Evening the political field
Former congressional candidate Liuba Grechen Shirley recently launched the first political action committe in the nation to help fund political campaigns for mothers with young children.
Vote Mama, helmed by an advisory committee of over a dozen congresswomen and state and local legislators, looks to provide nearly half a million dollars in funding to progressive candidates with young children who are running for public office throughout the county this year, according to officials.
Grechen Shirley said the PAC will apply to candidates “up and down the ballot,” meaning that funding would go to anyone from local legislators to state senators. “When I decided to run for congress last year, one of the hardest parts was figuring out how to do it with babies,” she said in a statement last week. Her children are currently 4 and 2 years old.
Vote Mama, whose committee members include Nassau County Executive Laura Curran and New York Lt. Gov. Kathy Hochul, endorses progressive moms who support a woman’s right to choose, paid family leave and universal pre-K, officials said.
Grechen Shirley also told this publication that Vote Mama would not accept corporate PAC money, a move that she made a hallmark of her campaign last year to represent New York State’s 2nd congressional district.
“We’re doing this with small, individual donations,” she said.
Grechen Shirley, an Amityville resident, lost to longtime congressman Peter King (R-Seaford) in November’s general election with 46.9 percent of the vote.
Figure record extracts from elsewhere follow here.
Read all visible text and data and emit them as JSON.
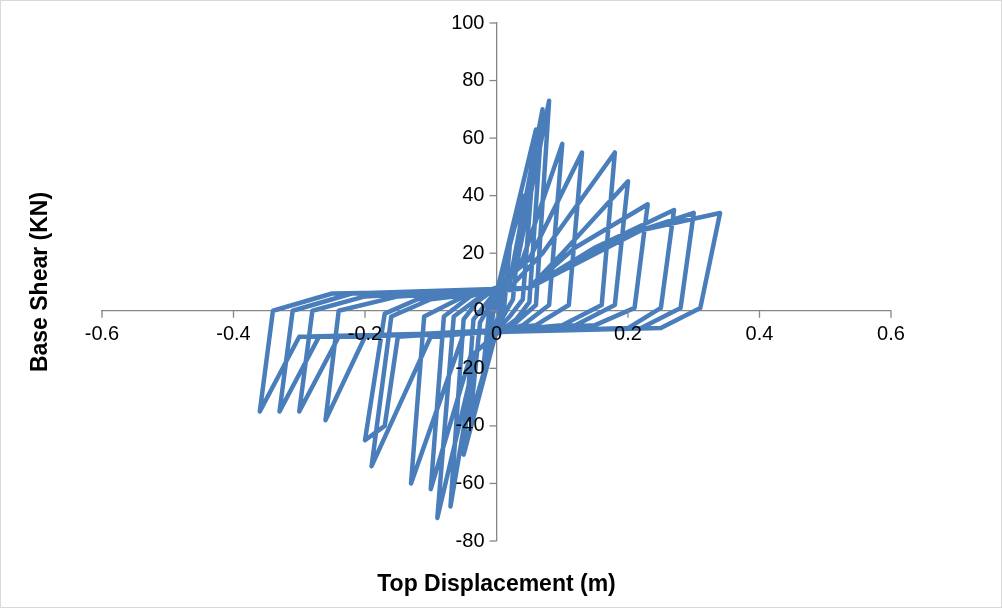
{
  "chart_data": {
    "type": "line",
    "xlabel": "Top Displacement (m)",
    "ylabel": "Base Shear (KN)",
    "xlim": [
      -0.6,
      0.6
    ],
    "xticks": [
      -0.6,
      -0.4,
      -0.2,
      0,
      0.2,
      0.4,
      0.6
    ],
    "ylim": [
      -80,
      100
    ],
    "yticks": [
      -80,
      -60,
      -40,
      -20,
      0,
      20,
      40,
      60,
      80,
      100
    ],
    "grid": false,
    "legend": false,
    "marker": "none",
    "line_style": "solid",
    "series": [
      {
        "color": "#4a7ebb",
        "x": [
          0,
          0.01,
          0.005,
          -0.01,
          -0.005,
          0.02,
          0.012,
          0,
          -0.02,
          -0.012,
          0,
          0.04,
          0.025,
          0,
          -0.04,
          -0.025,
          0,
          0.06,
          0.04,
          0.02,
          0,
          -0.05,
          -0.035,
          0,
          0.02,
          0.07,
          0.05,
          0.03,
          0,
          -0.03,
          -0.07,
          -0.05,
          -0.03,
          0,
          0.03,
          0.08,
          0.06,
          0.03,
          0,
          -0.03,
          -0.09,
          -0.065,
          -0.03,
          0,
          0.04,
          0.1,
          0.08,
          0.04,
          0,
          -0.04,
          -0.1,
          -0.08,
          -0.04,
          0,
          0.05,
          0.13,
          0.11,
          0.06,
          -0.05,
          -0.13,
          -0.11,
          -0.05,
          0.02,
          0.07,
          0.18,
          0.16,
          0.1,
          -0.1,
          -0.19,
          -0.16,
          -0.1,
          0.05,
          0.1,
          0.2,
          0.18,
          0.12,
          -0.15,
          -0.17,
          -0.2,
          -0.17,
          -0.12,
          0.05,
          0.12,
          0.23,
          0.21,
          0.15,
          -0.2,
          -0.26,
          -0.24,
          -0.15,
          0.05,
          0.15,
          0.27,
          0.25,
          0.2,
          -0.24,
          -0.3,
          -0.28,
          -0.2,
          0.05,
          0.18,
          0.3,
          0.28,
          0.22,
          -0.27,
          -0.33,
          -0.31,
          -0.22,
          0.05,
          0.22,
          0.34,
          0.31,
          0.25,
          -0.3,
          -0.36,
          -0.34,
          -0.25,
          0
        ],
        "values": [
          0,
          15,
          0,
          -12,
          0,
          22,
          2,
          -4,
          -20,
          -2,
          5,
          40,
          4,
          -6,
          -38,
          -4,
          6,
          63,
          4,
          -2,
          -7,
          -50,
          -3,
          7,
          10,
          70,
          3,
          -3,
          -8,
          -14,
          -68,
          -3,
          3,
          8,
          15,
          73,
          2,
          -4,
          -8,
          -14,
          -72,
          -2,
          4,
          8,
          18,
          58,
          2,
          -5,
          -8,
          -16,
          -62,
          -2,
          5,
          8,
          18,
          55,
          2,
          -5,
          -8,
          -60,
          -2,
          5,
          8,
          20,
          55,
          2,
          -5,
          -9,
          -54,
          -2,
          4,
          8,
          20,
          45,
          2,
          -5,
          -9,
          -40,
          -45,
          -1,
          4,
          8,
          22,
          37,
          1,
          -5,
          -9,
          -38,
          0,
          5,
          8,
          22,
          35,
          1,
          -6,
          -9,
          -35,
          0,
          5,
          8,
          25,
          34,
          1,
          -6,
          -9,
          -35,
          0,
          6,
          8,
          28,
          34,
          1,
          -6,
          -9,
          -35,
          0,
          6,
          7
        ]
      }
    ]
  }
}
Her campaign made national headlines when the Federal Election Committee approved her request to use campaign funds to cover childcare expenses while she was out campaigning.
U.S. Sen. Elizabeth Warren has since weighed in on Grechen Shirley’s latest initiative. Warren, a likely candidate for the 2020 presidential race, said the longtime Democratic activist is continuing to “[pave] the way for working parents running for office” with Vote Mama.
“Right now, a lot of moms wait until their children are grown before they run for political office,” Warren wrote in a statement. “Because they wait to get started, it’s harder for women to achieve leadership positions at the same rate as men.”
Vote Mama found that just 25 women in congress are serving with children age 18 and below. This equates to 5 percent of congress. However, over 100 men in congress are serving with children 18 and below. Their data also found that in 2018, all seven women who ran for congress with children age 2 or younger lost.
PAC officials pointed to a recent study conducted by the Barbara Lee Family Foundation, which found that voters often express concern about the ability of female candidates and elected officials to balance their home life and services to the public.
The study, entitled “Modern Family: How Women Candidates Can Talk About Politics, Parenting, and Their Personal Lives,” also found that voters frequently worry about the effect running for public office will have on the candidate’s children, on the candidate as a person, and on the job she or he will do once in office.
Additional information finds that the age of a female candidate’s child or children matters a great deal in overcoming critiques. Voters, according to the study, associate different challenges with various children’s age groups. In essence, having younger children is more difficult for voters to accept than older children.
“There is no playbook for running for office with kids – so I’m making one,” Grechen Shirley said. “Too often, moms with young kids are dismissed outright because we’re seen as unviable – and blocked from key early support that could help us win.”